In kidney disease, lowering blood pressure prevents heart attack and stroke. One in 10 people worldwide live with kidney disease, and many others may not even be aware that they have it, which puts their heart at risk.
Lead author of the study Prof. Vlado Perkovic said, “The findings highlight the key role blood pressure lowering has to play in preventing cardiovascular events among people with kidney disease who are already at high risk of having a heart attack or developing other forms of the disease. The study findings if implemented will help address the escalating burden of chronic diseases like cardiovascular and kidney diseases, stroke, and diabetes globally, and preventing unnecessary death and disability.”
“Blood pressure lowering as a treatment is simple, safe, easy to put into practice, and affordable, which makes these findings particularly relevant and immediately translatable into practice.

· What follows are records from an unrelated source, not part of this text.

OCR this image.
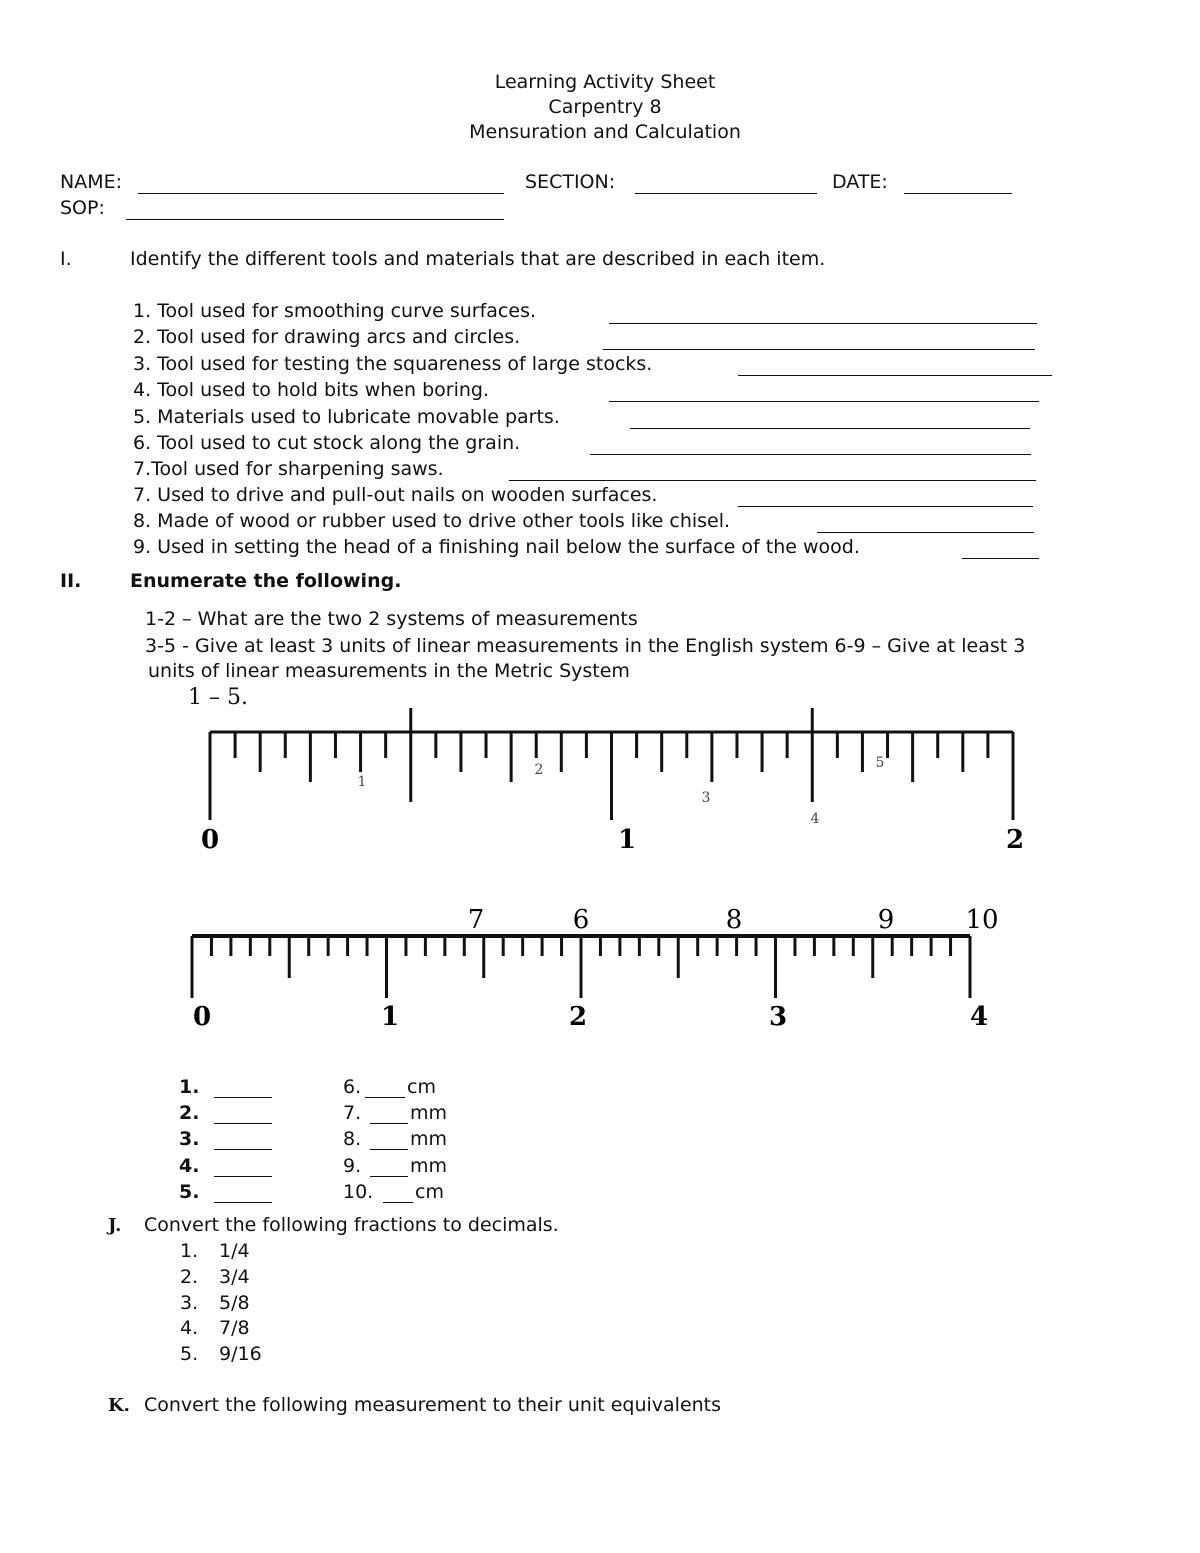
Learning Activity Sheet
Carpentry 8
Mensuration and Calculation
NAME:	SECTION:	DATE:
SOP:
I.	Identify the different tools and materials that are described in each item.
1. Tool used for smoothing curve surfaces.
2. Tool used for drawing arcs and circles.
3. Tool used for testing the squareness of large stocks.
4. Tool used to hold bits when boring.
5. Materials used to lubricate movable parts.
6. Tool used to cut stock along the grain.
7.Tool used for sharpening saws.
7. Used to drive and pull-out nails on wooden surfaces.
8. Made of wood or rubber used to drive other tools like chisel.
9. Used in setting the head of a finishing nail below the surface of the wood.
II.	Enumerate the following.
1-2 – What are the two 2 systems of measurements
3-5 - Give at least 3 units of linear measurements in the English system 6-9 – Give at least 3
units of linear measurements in the Metric System
1 – 5.
0	1	2
1
2
3
4
5
0	1	2	3	4
7	6	8	9	10
1.
2.
3.
4.
5.
6. cm
7.	mm
8.	mm
9.	mm
10. cm
J. Convert the following fractions to decimals.
1. 1/4
2. 3/4
3. 5/8
4. 7/8
5. 9/16
K. Convert the following measurement to their unit equivalents
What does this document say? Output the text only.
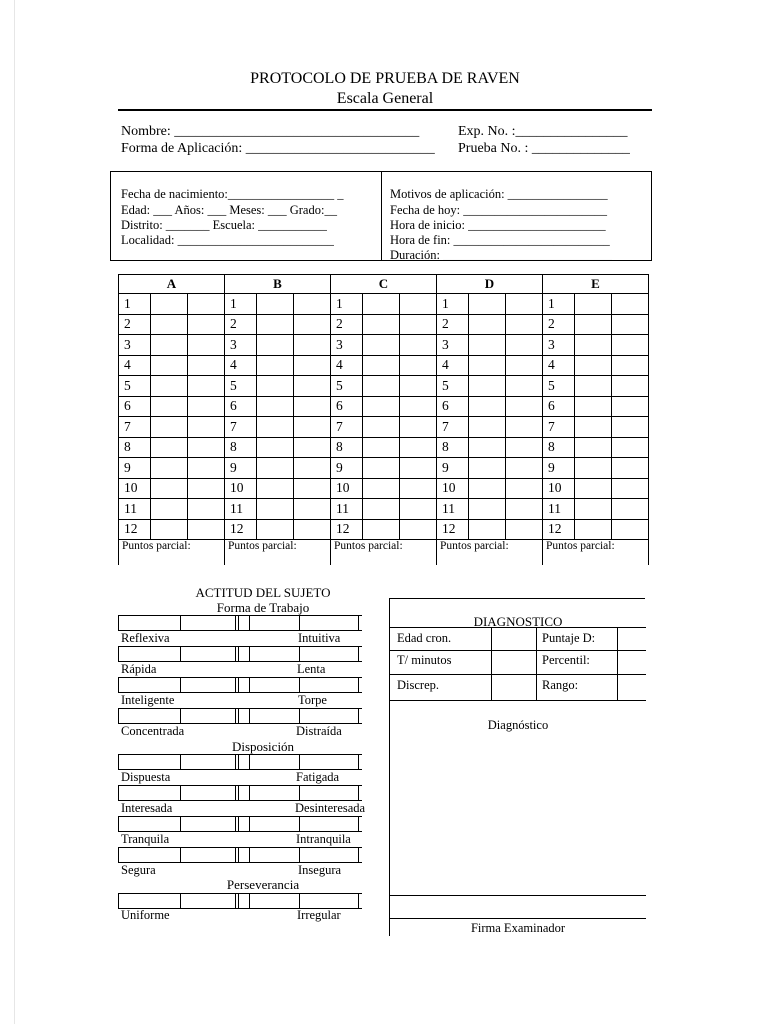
PROTOCOLO DE PRUEBA DE RAVEN
Escala General
Nombre: ___________________________________	Exp. No. :________________
Forma de Aplicación: ___________________________ Prueba No. : ______________
Fecha de nacimiento:_________________ _
Edad: ___ Años: ___ Meses: ___ Grado:__
Distrito: _______ Escuela: ___________
Localidad: _________________________
Motivos de aplicación: ________________
Fecha de hoy: _______________________
Hora de inicio: ______________________
Hora de fin: _________________________
Duración: ___________________________
A			B			C			D			E		
1			1			1			1			1		
2			2			2			2			2		
3			3			3			3			3		
4			4			4			4			4		
5			5			5			5			5		
6			6			6			6			6		
7			7			7			7			7		
8			8			8			8			8		
9			9			9			9			9		
10			10			10			10			10		
11			11			11			11			11		
12			12			12			12			12		
Puntos parcial:			Puntos parcial:			Puntos parcial:			Puntos parcial:			Puntos parcial:		
ACTITUD DEL SUJETO
Forma de Trabajo
Disposición
Perseverancia
DIAGNOSTICO
Edad cron.	Puntaje D:
T/ minutos	Percentil:
Discrep.	Rango:
Diagnóstico
Firma Examinador
Reflexiva	Intuitiva
Rápida	Lenta
Inteligente	Torpe
Concentrada	Distraída
Dispuesta	Fatigada
Interesada	Desinteresada
Tranquila	Intranquila
Segura	Insegura
Uniforme	Irregular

There is little evidence that any particular type of blood pressure lowering drug provides greater or lesser protection against the risk of a cardiovascular event, so even many very cheap older blood pressure lowering drugs are effective,” added Perkovic.
Kidney disease prevalence continues to rise, largely in response to the growing number of diabetics and poor management of diabetes, as well as the rising rates of high blood pressure. One in three people worldwide has high blood pressure, and one in 10 has diabetes.
There is no cure for kidney disease, which could ultimately result in a kidney transplant. Treating kidney disease is quite expensive and receiving proper treatment can be difficult for those in low- to middle-income brackets due to the associated costs. It is estimated that by 2030 these diseases will claim 50 million lives a year with the global economic burden estimated to reach $13 trillion.
Blood pressure is the force with which your blood pushes against the blood vessel wall when your heart pumps it out. There are many reasons for high blood pressure, including high salt intake, extra weight, and lack of exercise.
High blood pressure can cause damage to the blood vessels in the kidneys, reducing their ability to function properly. Your blood vessels must stretch when the force of blood is high, and over time this constant stretching can leave scars, which weakens the blood vessels throughout the body and the kidneys.
In the damaged blood vessels in the kidneys, the functionality and waste-removing ability is compromised. As a result, extra fluid builds up in the body, further raising the blood pressure.
High blood pressure is the second leading cause of kidney failure in the United States after diabetes.